A Multi-Dimensional Clustering Approach for Identifying Inborn Errors of Immunity
For clinicians and researchers studying rare immune diseases, this work provides a data processing and ML methodology to extract IEI patterns from complex EHR data, though it is an incremental application of existing clustering techniques.
The authors developed a pipeline combining data curation and unsupervised clustering to identify patterns of inborn errors of immunity (IEI) from a national EHR registry, enabling feature extraction and pattern recognition for rare diseases.

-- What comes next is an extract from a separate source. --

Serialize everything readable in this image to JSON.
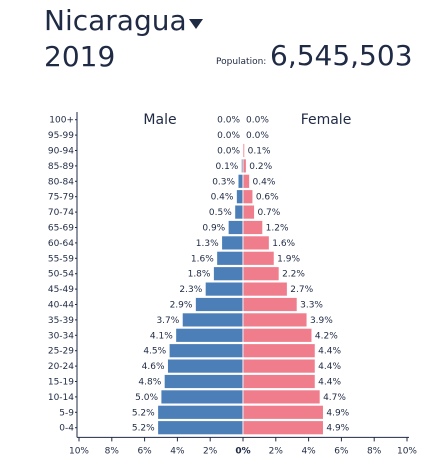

Rare diseases such as inborn errors of immunity (IEI) require early diagnosis to prevent end organ damage and improve quality of life. Hurdles in accessing and curating large scale electronic health record (EHR) data limit routine data driven analyses to remain on the forefront of IEI and other rare disease trends. Development of machine learning (ML) algorithms in IEI for pattern recognition as well as published methodology examining how to systematically process and integrate complex medical data is limited. Our proposed pipeline, including data curation and ML clustering algorithms, is designed to recognize novel rare disease patterns and extract IEI- associated features from a national data registry. Our methodology for EHR data formatting and processing presents the pipeline that transforms raw immunologic lab data into vectors. This is further combined with hyperparameter tuning for diseases pattern recognition via clustering. This study refines IEI feature awareness, develops data tool kits for rare disease populations analysis, and expands on transforming complex medical records in data structures interpretable by unsupervised ML.